Sally’s silent, caught in the moment like a mother watching her child take his first steps. His face matches the red flannel nightgown he is wearing. His thighs are exposed, black hair coiling over his pale flesh. He doesn’t say anything; he’s concentrating at a spot a few feet in front of the walker. Each step is jilting, his breathing heavy, his strong back bent over like an old man’s.
April wonders why the physical therapist didn’t send her away. She shouldn’t be watching this. April slips out the bedroom. The kitchen’s a mess. It’s full of dirty casserole dishes that the neighbors have brought over. There’s a trail of ants along the counter, a spider web strung from the refrigerator to the sink. The spider’s gone on vacation, but it’s left it’s victim. In the center of the nest, where it becomes the most intricate, is a black insect. It’s wrapped, incapable of movement, in layers of white strands.
April walks into the living room. There’s old leather couches, a bookshelf, a TV, her mother’s chest of drawers. It’s dark mahogany, ingrained with a spiraling, light wood pattern. April opens the top draw and reaches to the very back. Inside the small box are the scissors, wrapped in red tissue paper. They’re gold plaited, in the shape of a bird. The scissors are dainty, like the picture of her mother on top of the chest of drawers. April opens the scissors, and the pointed beak opens in a scream. She slides the scissors into the waistband of her underwear.
On her way down to the river, she thinks, “If I fall, the beak will pierce me,” until she reaches the water.
The water’s freezing, unsympathetic. It’s so cold it feels like her foot is cracking from her big toe to her heel. She’s wading in, the hem of her dress soaking up water to her waist. The sun is setting, and the trees have become ominous, shadowy against the pink sky. She’s reached the middle now. The current’s stronger than she thought it would be. April locks her knees against its steady push.
The scissors fit smoothly into her little hand. Her eyes strain to see the first cut, parallel to her right eye. Snip. April holds up the chunk of hair to inspect. It billows beneath her fingers, already straining to escape, already something that doesn’t belonged to her. It never belonged to her. She sets it down across the water, and it slides capriciously away. Snip snip snip…snip snip snip. And then it’s all off. The current streams white with her hair, and then runs clear, the strands disappearing into the darkening water.
April is light, feeling the air where hair once was.
Then suddenly, she hears Daddy’s voice, stretched and worried, “April? April? Aaaaaapril…”
April stands frozen. She thinks for a moment of diving into the water, of letting the current take her away from Daddy. And then she turns and clambers towards the bank on numb legs. The water’s knee deep when she slips, her arms catching her beneath the water, her knees smashing into the rocks of the river bed. The current pushes April to the side, dunking her head under the water. She comes up, inhaling for air that doesn’t come fast enough. April climbs out of the water, panting.
“AAAAPRIL!”
April suddenly wonders how he is out of the house. He must’ve walked out by himself. The physical therapist would’ve left a long time ago. He walked out by himself just for me, April thinks.
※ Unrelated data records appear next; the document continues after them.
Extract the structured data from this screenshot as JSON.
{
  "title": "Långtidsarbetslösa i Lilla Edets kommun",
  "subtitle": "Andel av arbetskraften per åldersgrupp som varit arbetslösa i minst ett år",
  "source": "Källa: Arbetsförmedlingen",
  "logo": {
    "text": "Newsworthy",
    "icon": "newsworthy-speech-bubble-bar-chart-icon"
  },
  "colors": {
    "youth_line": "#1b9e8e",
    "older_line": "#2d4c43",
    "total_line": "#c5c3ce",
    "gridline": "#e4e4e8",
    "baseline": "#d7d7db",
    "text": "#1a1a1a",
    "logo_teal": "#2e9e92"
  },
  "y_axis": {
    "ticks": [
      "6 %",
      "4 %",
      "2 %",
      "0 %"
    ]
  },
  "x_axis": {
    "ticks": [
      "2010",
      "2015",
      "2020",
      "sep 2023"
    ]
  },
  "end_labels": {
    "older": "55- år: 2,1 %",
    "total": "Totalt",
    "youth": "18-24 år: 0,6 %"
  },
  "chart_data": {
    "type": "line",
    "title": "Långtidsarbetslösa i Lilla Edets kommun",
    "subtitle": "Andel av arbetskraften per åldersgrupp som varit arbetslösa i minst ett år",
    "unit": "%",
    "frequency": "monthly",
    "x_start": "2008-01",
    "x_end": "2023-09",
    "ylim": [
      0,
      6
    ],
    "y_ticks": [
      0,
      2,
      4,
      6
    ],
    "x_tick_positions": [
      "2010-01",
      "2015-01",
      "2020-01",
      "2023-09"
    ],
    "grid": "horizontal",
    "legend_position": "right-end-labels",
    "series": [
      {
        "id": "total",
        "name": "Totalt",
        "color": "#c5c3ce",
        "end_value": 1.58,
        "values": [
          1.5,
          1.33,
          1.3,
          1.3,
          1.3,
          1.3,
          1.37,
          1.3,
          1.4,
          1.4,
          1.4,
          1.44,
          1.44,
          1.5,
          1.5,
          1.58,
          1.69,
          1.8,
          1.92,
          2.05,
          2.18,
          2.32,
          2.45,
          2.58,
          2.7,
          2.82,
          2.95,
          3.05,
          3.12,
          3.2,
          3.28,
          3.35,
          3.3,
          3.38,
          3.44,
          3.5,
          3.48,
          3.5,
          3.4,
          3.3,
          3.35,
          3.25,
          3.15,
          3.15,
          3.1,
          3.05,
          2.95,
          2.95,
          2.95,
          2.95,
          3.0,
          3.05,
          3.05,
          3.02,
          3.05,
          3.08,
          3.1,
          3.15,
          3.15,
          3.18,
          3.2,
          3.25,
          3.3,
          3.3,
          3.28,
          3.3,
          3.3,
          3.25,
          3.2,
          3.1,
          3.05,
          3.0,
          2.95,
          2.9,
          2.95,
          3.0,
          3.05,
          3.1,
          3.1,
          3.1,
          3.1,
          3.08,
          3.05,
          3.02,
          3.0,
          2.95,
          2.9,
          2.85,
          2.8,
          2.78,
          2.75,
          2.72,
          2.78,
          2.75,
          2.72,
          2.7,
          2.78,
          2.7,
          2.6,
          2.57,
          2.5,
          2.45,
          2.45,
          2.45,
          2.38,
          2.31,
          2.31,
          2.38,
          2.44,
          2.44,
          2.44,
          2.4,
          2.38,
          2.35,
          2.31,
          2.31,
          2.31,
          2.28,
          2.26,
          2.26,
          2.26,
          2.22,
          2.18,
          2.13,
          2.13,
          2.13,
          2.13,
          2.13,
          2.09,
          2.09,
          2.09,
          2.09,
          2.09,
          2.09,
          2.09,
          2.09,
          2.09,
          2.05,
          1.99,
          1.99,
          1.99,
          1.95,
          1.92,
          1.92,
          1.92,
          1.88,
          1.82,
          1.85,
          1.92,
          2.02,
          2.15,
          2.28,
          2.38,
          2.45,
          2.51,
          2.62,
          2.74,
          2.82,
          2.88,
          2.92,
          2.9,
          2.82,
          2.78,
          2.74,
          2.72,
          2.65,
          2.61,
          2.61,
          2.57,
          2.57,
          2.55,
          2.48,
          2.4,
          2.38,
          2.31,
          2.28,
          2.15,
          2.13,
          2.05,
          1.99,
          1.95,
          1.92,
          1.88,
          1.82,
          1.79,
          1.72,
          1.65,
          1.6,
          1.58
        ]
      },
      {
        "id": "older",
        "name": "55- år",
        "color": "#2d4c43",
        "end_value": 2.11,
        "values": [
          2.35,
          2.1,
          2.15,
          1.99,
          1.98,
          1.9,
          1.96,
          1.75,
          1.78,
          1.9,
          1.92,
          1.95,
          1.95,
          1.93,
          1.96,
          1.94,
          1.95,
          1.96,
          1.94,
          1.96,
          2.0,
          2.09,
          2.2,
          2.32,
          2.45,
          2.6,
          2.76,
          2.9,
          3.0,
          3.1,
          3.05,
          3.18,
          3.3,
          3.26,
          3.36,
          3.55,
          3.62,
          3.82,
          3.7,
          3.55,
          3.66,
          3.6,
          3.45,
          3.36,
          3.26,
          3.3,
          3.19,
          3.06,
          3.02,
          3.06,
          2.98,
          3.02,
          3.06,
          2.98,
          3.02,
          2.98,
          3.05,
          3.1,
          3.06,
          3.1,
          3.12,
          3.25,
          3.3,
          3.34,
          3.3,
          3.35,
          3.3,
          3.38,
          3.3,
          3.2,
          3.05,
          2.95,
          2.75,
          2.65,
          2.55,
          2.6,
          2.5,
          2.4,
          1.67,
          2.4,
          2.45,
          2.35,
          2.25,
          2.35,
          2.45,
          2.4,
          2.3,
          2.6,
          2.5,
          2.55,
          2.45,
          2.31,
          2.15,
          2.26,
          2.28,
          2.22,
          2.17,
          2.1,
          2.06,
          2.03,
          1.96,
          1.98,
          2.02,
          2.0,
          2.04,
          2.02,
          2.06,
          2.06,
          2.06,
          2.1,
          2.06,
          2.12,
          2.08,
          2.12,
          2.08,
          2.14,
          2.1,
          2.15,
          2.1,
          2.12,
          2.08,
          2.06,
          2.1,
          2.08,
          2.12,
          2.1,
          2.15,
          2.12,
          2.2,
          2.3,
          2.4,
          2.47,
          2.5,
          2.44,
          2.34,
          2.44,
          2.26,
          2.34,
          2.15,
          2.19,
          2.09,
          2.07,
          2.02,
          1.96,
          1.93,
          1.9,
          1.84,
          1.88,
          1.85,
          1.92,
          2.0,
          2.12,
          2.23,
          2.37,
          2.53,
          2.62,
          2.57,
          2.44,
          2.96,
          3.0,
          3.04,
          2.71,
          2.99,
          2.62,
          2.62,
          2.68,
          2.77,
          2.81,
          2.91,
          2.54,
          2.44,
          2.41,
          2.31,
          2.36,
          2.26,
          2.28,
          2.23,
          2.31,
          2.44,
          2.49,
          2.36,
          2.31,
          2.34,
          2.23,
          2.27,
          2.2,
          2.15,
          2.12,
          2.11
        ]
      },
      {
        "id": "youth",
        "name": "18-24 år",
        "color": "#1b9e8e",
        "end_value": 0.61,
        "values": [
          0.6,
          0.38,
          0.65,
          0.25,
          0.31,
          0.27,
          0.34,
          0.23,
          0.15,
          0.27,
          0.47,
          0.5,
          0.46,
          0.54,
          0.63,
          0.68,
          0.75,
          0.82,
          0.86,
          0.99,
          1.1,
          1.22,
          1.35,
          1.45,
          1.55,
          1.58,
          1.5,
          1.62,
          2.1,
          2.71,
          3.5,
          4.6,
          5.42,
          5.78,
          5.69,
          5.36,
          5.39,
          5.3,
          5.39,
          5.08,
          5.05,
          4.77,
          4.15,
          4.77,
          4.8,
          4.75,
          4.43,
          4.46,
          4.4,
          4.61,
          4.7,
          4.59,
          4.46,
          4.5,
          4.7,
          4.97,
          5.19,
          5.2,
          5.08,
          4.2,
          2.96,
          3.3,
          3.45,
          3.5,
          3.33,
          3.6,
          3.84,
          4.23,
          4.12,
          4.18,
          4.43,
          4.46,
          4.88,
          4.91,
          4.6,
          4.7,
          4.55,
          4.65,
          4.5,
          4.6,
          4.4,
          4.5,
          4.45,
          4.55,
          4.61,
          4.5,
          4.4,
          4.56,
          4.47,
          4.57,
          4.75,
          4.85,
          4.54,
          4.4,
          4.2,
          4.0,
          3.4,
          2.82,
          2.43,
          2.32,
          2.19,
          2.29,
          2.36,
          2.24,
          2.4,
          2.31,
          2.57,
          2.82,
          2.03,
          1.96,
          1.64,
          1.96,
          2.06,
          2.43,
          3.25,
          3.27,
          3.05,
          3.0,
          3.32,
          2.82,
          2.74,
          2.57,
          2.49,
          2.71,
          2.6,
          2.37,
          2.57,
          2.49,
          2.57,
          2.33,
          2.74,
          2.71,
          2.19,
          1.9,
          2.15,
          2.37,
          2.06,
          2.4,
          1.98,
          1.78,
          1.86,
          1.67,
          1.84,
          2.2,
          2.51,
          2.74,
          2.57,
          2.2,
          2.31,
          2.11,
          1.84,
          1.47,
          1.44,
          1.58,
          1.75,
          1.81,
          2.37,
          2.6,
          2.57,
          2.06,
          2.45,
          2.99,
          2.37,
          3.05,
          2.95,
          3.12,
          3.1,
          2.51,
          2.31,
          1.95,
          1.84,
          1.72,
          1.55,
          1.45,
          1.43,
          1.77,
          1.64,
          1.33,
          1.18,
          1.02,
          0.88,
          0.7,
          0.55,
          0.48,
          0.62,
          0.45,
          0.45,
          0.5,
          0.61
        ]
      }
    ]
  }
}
For a moment April stands at the end of the trees, dripping water, dripping blood from her knees. April stares down the lane that the apple trees make, under the tunnel of blossom. The blossom is like clouds of eiderdown, petals falling like skin white as snow in the whisper of a breeze. He’s a shadow leaning against his crutches, bent out of shape like an old silver spoon. Then she runs toward him, the wind shrieking in her ears, rippling in her short wet hair. She doesn’t stop till she’s in his arms, still solid and strong around her. He lets go of the crutches, and holds on to April instead. Daddy ruffles the top of her hair, and April starts to cry. Daddy wipes her tears away with the back of his blue streamed hands.